Ein ghanaischer Journalist sagt in der Doku: „Wenn ihr, die Schweiz, euch beteiligt, können wir lernen. Wenn ihr wegbleibt, wird es nicht besser.“ Es ist ein Appell, nicht nur auf Transparenz und Kontrolle zu setzen, sondern direkte Partnerschaften mit verantwortungsvollen Minen einzugehen.
Zwischen Glanz und Gewissen
Ein Gesetz zur Reform des Edelmetallkontrollgesetzes wurde im März 2025 vom Schweizer Nationalrat beschlossen – nun liegt es beim Ständerat. Branchenkenner wie Mark Pieth sagen: Ein Abwandern der Raffinerien ins Ausland wäre wirtschaftlich verkraftbar, da die Steuererträge gering seien. Doch es wäre ein Rückschritt für die globale Transparenz. Denn trotz aller Kritik gehören die Schweizer Raffinerien zu den am besten überwachten weltweit.

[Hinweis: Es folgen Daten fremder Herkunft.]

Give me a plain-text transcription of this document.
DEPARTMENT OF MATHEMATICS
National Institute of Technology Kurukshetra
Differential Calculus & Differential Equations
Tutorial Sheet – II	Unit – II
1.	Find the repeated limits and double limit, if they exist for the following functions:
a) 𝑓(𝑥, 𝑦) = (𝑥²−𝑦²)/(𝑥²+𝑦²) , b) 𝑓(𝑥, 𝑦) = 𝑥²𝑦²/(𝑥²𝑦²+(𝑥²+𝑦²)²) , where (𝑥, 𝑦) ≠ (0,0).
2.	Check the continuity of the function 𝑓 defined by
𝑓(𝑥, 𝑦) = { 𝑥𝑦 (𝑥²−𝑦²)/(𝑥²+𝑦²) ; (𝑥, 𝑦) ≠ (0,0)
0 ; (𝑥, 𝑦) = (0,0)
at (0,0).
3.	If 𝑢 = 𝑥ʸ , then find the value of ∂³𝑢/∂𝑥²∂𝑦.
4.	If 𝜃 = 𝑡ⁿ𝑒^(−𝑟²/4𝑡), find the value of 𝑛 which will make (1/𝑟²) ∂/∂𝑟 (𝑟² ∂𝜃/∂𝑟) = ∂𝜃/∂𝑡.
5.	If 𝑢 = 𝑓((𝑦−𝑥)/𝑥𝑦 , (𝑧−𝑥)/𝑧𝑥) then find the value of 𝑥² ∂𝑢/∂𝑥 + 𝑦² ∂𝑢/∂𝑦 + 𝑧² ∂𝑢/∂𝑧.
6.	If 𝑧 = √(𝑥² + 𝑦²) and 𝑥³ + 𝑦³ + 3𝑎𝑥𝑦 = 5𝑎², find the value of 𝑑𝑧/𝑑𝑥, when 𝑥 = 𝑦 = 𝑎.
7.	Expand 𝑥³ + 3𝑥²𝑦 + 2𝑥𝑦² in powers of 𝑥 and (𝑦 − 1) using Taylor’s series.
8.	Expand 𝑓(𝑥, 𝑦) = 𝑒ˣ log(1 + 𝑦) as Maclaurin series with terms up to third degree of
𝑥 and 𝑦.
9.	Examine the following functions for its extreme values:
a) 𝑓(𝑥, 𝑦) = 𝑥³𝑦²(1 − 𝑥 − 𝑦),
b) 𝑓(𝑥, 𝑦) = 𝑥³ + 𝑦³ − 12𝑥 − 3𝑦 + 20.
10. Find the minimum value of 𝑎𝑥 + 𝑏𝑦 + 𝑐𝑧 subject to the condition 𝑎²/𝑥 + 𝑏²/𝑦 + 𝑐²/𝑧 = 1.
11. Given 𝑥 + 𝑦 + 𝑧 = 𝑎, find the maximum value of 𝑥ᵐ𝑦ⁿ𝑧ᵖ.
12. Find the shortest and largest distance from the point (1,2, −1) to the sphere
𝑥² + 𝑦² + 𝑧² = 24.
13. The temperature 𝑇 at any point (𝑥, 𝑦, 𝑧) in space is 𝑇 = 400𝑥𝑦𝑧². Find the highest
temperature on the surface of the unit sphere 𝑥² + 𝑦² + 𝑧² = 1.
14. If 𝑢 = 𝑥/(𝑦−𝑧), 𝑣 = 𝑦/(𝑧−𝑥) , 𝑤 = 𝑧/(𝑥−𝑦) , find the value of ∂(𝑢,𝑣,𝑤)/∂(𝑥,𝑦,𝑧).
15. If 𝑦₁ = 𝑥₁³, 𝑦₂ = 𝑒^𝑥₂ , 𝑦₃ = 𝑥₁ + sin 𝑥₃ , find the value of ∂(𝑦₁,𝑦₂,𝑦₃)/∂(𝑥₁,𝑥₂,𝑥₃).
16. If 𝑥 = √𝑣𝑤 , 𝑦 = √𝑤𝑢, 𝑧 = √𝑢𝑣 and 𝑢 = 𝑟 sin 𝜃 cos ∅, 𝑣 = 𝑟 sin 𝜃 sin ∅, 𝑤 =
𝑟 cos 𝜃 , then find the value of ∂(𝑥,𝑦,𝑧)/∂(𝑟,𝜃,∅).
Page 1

Was bleibt, ist ein Dilemma: Die Schweiz verdient am Gold – doch andere bezahlen den Preis. Die Chance, diese Realität zu verändern, liegt nicht nur bei Politik und Wirtschaft – sondern auch bei der Frage, wie viel Verantwortung ein wohlhabendes Land bereit ist zu tragen.